The German took out his revolver from its holster and pointed it at Schneeweiss’s temple.  Schneeweiss remained calm.  He stood still, at attention, his head held high.  A shot pierced the room.  Schneeweiss fell.  On the freshly polished floor, a puddle of blood was growing bigger and bigger.

The rabbi and the Hasidim stood as if frozen in their places.  They could not believe what their eyes just witnessed.  Schneeweiss, the [very] man who in the past had publicly transgressed against Jewish tradition, had sanctified God’s name publicly and died a martyr’s death for the sake of Jewish honor.

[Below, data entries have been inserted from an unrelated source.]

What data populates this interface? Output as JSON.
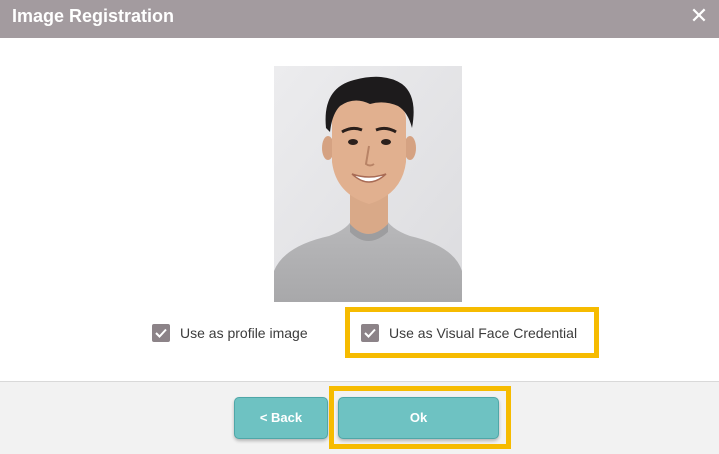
{
  "dialog": {
    "title": "Image Registration",
    "close_symbol": "✕"
  },
  "photo": {
    "icon": "profile-photo"
  },
  "options": {
    "profile_image": {
      "label": "Use as profile image",
      "checked": true
    },
    "face_credential": {
      "label": "Use as Visual Face Credential",
      "checked": true
    }
  },
  "buttons": {
    "back_label": "< Back",
    "ok_label": "Ok"
  },
  "colors": {
    "titlebar": "#a39b9f",
    "button": "#6ec2c2",
    "highlight": "#f6bb00",
    "checkbox": "#8c8388"
  }
}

“Only then, on that Yom Kippur day in Janowska,” said the rabbi to his Hasidim, “did I understand the meaning of the statement in the Talmud [our holy book]: ‘Even the transgressors in Israel are as full of good deeds as a pomegranate is filled with seeds.’”[2]

Friends, I ask you again, what would you personally give to see God at work in your midst?  What would you give see our life from the balcony and not the basement?  Few of us may ever risk our lives in the way that Schneeweiss did; however, we are called to implement God’s vision where we are, in whatever circumstances we find ourselves.  What sacrifice do you need to make in order to see Christ with an unobstructed view?  What tree do you need to climb, what limb to you need to venture out on to gain that kind of perspective?

[1] Richard J. Foster, The Challenge of the Disciplined Life (San Francisco: Harper & Row Publishers, 1985), 19.

[2] With thanks to Richard Swanson.  This story was told by Richard Swanson, Provoking the Gospel of Luke: A Storyteller’s Commentary, Year C (Cleveland: Pilgrim Press, 2006) 222-223.  Swanson qtd. from Eliach, Hasidic Tales of the Holocaust, 116.